Tansania - statistisch gesehen ein recht junges Land. 44% der Menschen sind unter 14 Jahre alt. Im Vergleich: in Deutschland sind es knapp 14%. Geburtenrate in Tansania:35 Geburten pro Tausend Menschen. damit steht das Land an 38. Stelle auf der Welt. In Deutschland beträgt die Rate knapp 9 pro Tausend und unser Platz im Ranking ist der viertletzte (218.) (Vor Tansania stehen ganz oben im Ranking Länder wie Niger, Uganda oder Afghanistan mit Geburtenraten um die 50 pro Tausend Einwohner.) Demgegenüber steht in Tansania eine Sterberate von 13 pro Tausend und man kann sich leicht vorstellen, wohin die Kurve der Gesamtbevölkerungszahl geht: steil nach oben. Vor 10 Jahren hatte das Land 35 Millionen Einwohner, jetzt hat es etwa 41 Millionen.

Zwei Jungs in Kipingo

Wie kann wohl Europa ihr am besten helfen?
 
Kontakt mit der Technik. Vielleicht sind ein paar unter ihnen, die noch nie ihr eigenes Bild gesehen haben?

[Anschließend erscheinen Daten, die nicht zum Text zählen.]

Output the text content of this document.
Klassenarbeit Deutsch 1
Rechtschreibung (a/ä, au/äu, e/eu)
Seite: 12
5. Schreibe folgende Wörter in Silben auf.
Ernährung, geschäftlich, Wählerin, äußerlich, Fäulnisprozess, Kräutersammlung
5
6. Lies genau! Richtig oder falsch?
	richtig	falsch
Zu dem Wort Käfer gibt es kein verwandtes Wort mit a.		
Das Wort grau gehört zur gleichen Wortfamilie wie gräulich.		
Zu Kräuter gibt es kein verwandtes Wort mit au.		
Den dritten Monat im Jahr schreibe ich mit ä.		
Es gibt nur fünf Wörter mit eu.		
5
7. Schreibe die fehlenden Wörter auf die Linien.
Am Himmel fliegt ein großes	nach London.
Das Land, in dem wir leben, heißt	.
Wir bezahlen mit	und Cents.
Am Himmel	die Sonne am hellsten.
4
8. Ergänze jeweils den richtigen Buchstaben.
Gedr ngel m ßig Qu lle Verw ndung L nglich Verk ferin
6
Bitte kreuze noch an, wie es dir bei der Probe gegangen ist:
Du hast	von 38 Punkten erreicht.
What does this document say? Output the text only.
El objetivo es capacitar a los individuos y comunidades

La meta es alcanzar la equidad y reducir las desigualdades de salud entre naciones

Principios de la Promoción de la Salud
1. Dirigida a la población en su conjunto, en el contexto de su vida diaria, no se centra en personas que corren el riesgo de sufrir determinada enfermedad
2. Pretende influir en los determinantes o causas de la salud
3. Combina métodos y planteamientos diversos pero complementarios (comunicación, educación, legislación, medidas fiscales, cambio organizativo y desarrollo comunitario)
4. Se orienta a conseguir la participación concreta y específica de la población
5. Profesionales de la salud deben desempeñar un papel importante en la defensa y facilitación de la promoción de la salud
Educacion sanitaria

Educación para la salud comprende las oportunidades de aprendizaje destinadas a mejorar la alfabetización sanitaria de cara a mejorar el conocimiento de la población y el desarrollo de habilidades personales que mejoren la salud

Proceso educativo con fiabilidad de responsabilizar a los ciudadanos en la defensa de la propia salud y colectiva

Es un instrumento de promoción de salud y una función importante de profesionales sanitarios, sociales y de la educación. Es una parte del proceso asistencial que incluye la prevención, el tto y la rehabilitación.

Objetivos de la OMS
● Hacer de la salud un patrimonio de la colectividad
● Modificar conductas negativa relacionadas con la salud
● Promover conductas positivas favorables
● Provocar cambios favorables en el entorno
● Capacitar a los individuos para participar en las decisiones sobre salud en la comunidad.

Wenn man sich in Lugala bewegt, oder im Nachbarort Malinyi oder über Land fährt: überall viele viele Kinder an den Straßen. Bei uns wäre das der Traum jedes Rentenstatistikers, aber in Tansania wollen alle diese Kinder Essen und Trinken wie jeder Mensch. So viele wie möglich sollen zumindest Lesen und Schreiben lernen. Und wir Gäste aus Europa emfinden, dass sie und ihre erwachsenen Mitmenschen ein Mindestmaß an medizinischer Grundversorgung erhalten sollten. Aber wo führt ein derartiges Bevölkerungswachstum hin? Fürs Kochen braucht man Feuer und für Feuer braucht man Holz = Bäume abhacken. Auch Steine für Wohnhäuser sollen her. Hier werden sie traditionell gebrannt. Noch mehr Holz wird benötigt, noch mehr Bäume. Und damit die Familie einigermassen mit Essen versorgt ist, muss sie sich auf den Mais- und Reis-Feldern abrackern und hoffen, dass es keine zu großen Ernteausfälle gibt. Oder das die Regierung nicht gerade in dem Moment, an dem die Ernte verkauft werden kann, mit Straßenreparaturen beginnt. Das heißt hier: Schotter wird in großen, regelmäßig verteilten Haufen auf die Straße gekippt und kein größerer Lkw (Lorry) kommt mehr vorbei. Die Leute bleiben sitzen auf ihren Reissäcken, die sie verkaufen könnten.
Ein von Armut geprägtes Land bringt auch die unzähligen Armutskrankheiten hervor, die am Lugala-Hospital zu anzutreffen sind. Krankheiten, die selbst unserem gestanden Reisegruppen-Begleitarzt unbekannt waren, da sie hier in Europa in keinem normalen Studium mehr vorkommen. Dort gibt es sie. Die Kinder, werden von diesen Krankheiten von Anfang an begleitet. Was ist da zu tun? Ich weiß es nicht genau. Ein Ansatz könnte die Kontrolle der Geburtenrate sein. Tatsächlich ist die in den letzten Jahren zurückgegangen, von etwa 40 im Jahr 2000 auf jetzt ca. 34 Geburten pro Tausend.
Die Kinder kümmert das, so scheint mir, im allgemeinen wenig. Sie toben und spielen genauso, wie an anderen Orten auf der Welt...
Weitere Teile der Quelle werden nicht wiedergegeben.